Apparently the filthy lucre is irresistible to whatever party is in power. Of course, gambling is reframed as an opportunity to do good works, to support charities, to fund the arts. At least initially. Then, when budgets are tight, the flow of cash is diverted to higher priorities.

So, given the likelihood that everyone will hold their noses, we’re going to get a big box next to BC Place for the purpose of removing cash from the pockets of those prepared to part with it. And the city will get a cut.

But that’s not enough. Already the city has seriously compromised itself. Instead of the basket of public amenities that previous councils have required as a condition of approval for development along False Creek — parks, community centres, child care — we will get a roof on a provincial stadium. Presumably the amenities to serve the people who will live there will have to be paid for by other civic taxpayers, or, more likely, forgone.

That should not be the case with this particular cash machine. When it comes to the casino, the city should, in fact, have three requirements. First, no enclosed box, in which people are sucked inside and distracted while a cash appendectomy is performed. This development has to relate to its neighbourhood. No blank walls. Exceptional public art. Pedestrian connections all around BC Place.
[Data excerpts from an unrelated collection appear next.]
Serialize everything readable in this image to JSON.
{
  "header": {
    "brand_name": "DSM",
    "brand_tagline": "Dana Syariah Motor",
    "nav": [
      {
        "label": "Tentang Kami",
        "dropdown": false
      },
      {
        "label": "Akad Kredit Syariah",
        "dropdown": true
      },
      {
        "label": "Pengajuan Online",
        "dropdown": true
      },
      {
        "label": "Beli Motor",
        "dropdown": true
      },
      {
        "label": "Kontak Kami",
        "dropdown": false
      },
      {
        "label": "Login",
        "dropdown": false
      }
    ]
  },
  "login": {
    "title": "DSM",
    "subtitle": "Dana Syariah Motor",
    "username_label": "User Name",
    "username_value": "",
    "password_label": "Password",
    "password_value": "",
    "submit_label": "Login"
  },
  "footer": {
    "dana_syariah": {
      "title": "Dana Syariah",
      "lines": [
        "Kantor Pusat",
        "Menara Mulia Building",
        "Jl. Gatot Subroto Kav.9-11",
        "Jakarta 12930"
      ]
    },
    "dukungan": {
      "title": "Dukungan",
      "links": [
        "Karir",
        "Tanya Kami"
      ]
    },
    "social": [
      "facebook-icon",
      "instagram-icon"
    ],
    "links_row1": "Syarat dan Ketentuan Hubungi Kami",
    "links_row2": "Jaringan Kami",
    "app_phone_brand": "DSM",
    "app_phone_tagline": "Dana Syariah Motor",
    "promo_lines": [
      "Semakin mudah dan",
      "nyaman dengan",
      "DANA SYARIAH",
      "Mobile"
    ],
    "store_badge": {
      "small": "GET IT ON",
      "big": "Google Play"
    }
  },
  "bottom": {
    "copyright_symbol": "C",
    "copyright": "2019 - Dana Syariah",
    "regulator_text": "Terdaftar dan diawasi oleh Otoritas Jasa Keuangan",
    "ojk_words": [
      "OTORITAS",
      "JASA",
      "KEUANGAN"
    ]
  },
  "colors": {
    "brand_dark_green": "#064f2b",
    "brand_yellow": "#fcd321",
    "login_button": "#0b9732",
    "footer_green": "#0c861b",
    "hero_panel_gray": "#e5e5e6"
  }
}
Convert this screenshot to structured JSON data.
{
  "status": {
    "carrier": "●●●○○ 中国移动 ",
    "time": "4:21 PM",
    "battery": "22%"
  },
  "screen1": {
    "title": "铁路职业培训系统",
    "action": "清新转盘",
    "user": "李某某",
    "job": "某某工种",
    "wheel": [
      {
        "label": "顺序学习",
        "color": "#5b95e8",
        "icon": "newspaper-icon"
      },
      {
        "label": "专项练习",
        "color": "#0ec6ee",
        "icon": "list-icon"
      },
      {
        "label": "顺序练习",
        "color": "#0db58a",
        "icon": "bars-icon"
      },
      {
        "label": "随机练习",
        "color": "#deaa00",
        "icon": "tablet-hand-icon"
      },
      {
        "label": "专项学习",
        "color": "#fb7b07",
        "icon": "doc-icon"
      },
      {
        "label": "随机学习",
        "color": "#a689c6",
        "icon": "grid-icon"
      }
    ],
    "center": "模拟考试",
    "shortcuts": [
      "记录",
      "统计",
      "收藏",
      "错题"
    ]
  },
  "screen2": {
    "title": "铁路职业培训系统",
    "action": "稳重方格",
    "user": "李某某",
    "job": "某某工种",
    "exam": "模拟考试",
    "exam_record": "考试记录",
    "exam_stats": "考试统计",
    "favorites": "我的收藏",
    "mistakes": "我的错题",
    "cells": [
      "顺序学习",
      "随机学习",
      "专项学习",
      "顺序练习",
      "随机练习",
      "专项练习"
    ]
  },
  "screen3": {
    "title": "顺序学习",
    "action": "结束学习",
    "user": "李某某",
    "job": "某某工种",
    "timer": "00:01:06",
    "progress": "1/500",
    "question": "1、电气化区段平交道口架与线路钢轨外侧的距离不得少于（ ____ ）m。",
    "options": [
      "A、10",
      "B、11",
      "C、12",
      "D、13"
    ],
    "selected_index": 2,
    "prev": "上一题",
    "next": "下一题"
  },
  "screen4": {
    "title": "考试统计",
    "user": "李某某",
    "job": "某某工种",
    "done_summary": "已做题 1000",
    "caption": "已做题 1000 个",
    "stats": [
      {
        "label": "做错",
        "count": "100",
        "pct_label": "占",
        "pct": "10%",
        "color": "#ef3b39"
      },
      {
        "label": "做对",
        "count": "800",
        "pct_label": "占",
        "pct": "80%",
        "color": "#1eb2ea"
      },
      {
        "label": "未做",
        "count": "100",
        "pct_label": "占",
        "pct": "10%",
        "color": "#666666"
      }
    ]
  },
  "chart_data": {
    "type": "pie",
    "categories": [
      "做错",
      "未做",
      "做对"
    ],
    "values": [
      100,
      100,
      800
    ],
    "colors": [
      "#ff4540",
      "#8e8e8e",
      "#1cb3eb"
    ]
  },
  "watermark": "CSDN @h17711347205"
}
Second, it has to be green, and we’re not talking about an influx of American dollars. We’re talking the highest level of sustainability ever achieved for a casino in the world. Period.

Finally, and most importantly, the casino should fund an extension of the streetcar, at least to Pacific Boulevard. It should have been a public embarrassment when the Bombardier streetcars used for the Olympic Line to Granville Island were returned to Brussels.

But there’s no money, at least from TransLink, for funding a streetcar line that would join up every major tourist attraction in the city centre, and provide transit to neighbourhoods that have poor connections. So, as they did in Portland, Ore., the businesses that receive a major benefit directly should help pay for a streetcar line — one that in this case will deliver customers directly to the casino’s door.

The people of Vancouver need something tangible and permanent if they are going to forgo other benefits for the province’s casino. Something more than just the promise of cash in the future — something as easily compromised as the decision to refuse casinos was, back when everyone was pure.

Former Vancouver councillor Gordon Price is director of the City Program at Simon Fraser University.